Chaque membre issu de ce clan cache quelque chose qui a à voir sans doute avec la roue du destin, les changements sociaux et politiques impossibles à gérer et tous les coups qu’on est capable de faire pour « mieux vivre », les arrangements qu’on se crée, les silences qui détruisent, les coups bas qui blessent sans qu’on s’en rende compte, les amours interdites, voire même incestueuses qui inventent des mise en scènes ressemblant à des fantaisies de cinéastes (mâles, bien sûr).
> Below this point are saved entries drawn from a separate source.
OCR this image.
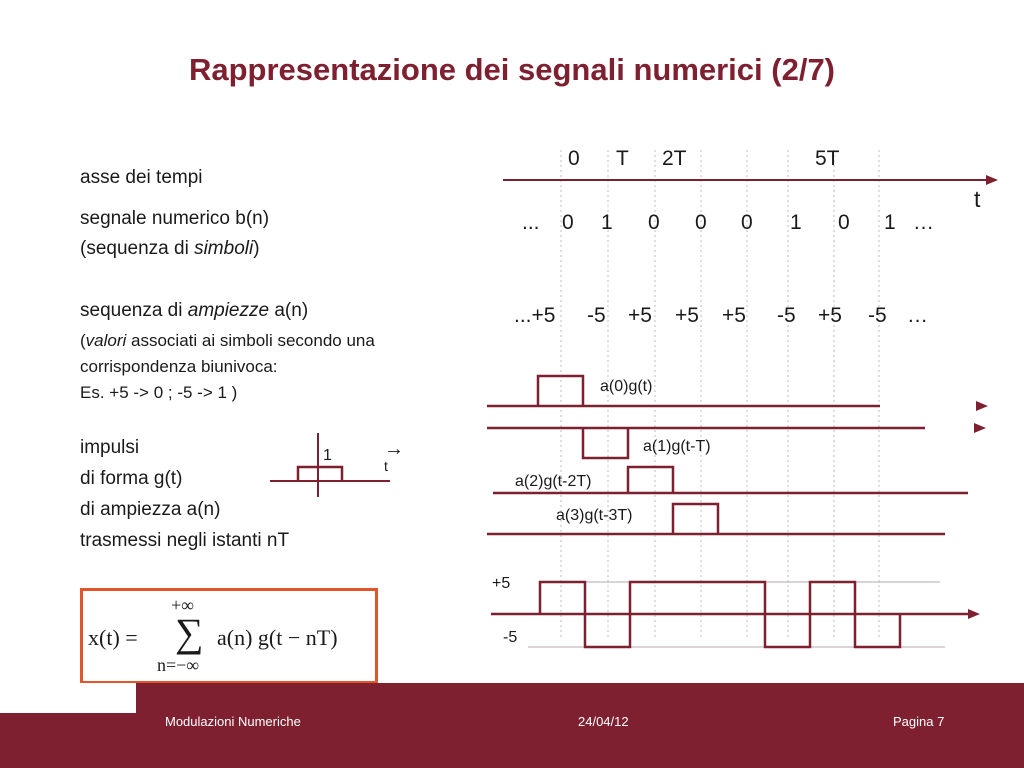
Rappresentazione dei segnali numerici (2/7)
asse dei tempi
segnale numerico b(n)
(sequenza di simboli)
sequenza di ampiezze a(n)
(valori associati ai simboli secondo una
corrispondenza biunivoca:
Es. +5 -> 0 ; -5 -> 1 )
impulsi
di forma g(t)
di ampiezza a(n)
trasmessi negli istanti nT
1	→
t
0 T 2T	5T
t
... 0 1 0 0 0 1 0 1 …
...+5 -5 +5 +5 +5 -5 +5 -5 …
a(0)g(t)
a(1)g(t-T)
a(2)g(t-2T)
a(3)g(t-3T)
+5
-5
x(t) =
+∞
∑
n=−∞
a(n) g(t − nT)
Modulazioni Numeriche	24/04/12	Pagina 7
C’est cela la « Quietud », tout d’abord cet immense domaine laissé à la famille par le paternel dans le coma et qui finit par mourir, mais aussi la signification d’un mot espagnol traduit en français par le calme, le silence, la quiétude, notions qui n’existent dans le film que lorsqu’il s’agit de ces quelques rares moments de nostalgie, de montrer passagèrement un paysage serein en collision avec ce qui se passe vraiment chez les individus et surtout lorsque le destin s’occupe des êtres, sans compromis.

Indignes ou pas, les deux sœurs dont il est question nous ouvrent grand les portes de la psychanalyse évolutive, c’est-à-dire, de renouer d’autres façons avec les sens et les envies en prenant en compte des changements politiques et surtout comportementaux dans la société.
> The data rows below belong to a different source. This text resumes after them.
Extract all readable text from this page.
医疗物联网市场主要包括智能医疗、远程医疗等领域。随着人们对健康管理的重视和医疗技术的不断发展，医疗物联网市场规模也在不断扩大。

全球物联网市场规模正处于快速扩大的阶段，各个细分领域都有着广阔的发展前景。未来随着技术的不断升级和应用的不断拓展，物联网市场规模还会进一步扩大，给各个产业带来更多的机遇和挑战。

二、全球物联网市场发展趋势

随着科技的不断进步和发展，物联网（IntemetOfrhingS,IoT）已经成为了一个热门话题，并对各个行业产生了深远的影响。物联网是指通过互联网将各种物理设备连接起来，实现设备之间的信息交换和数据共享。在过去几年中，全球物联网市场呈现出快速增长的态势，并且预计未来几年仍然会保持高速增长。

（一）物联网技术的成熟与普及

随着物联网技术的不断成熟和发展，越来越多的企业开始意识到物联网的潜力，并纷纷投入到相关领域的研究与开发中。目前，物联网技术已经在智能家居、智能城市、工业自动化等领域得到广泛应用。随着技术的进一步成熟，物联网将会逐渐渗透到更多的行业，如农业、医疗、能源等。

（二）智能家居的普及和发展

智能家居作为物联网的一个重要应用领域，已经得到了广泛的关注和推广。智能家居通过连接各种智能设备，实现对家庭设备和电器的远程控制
Choisir, ne pas choisir. Prendre des décisions ou pas. Croire en la famille ou, contrairement, la déclarer « je vous hais » comme si Gide intervenait. Et une histoire d’amours interdites que Trapero prend le courage de montrer avec une liberté d’action et de mouvements époustouflantes, particulièrement à la toute fin, démoralisante à souhait, mais propice à un nouveau cinéma de tous les possibles.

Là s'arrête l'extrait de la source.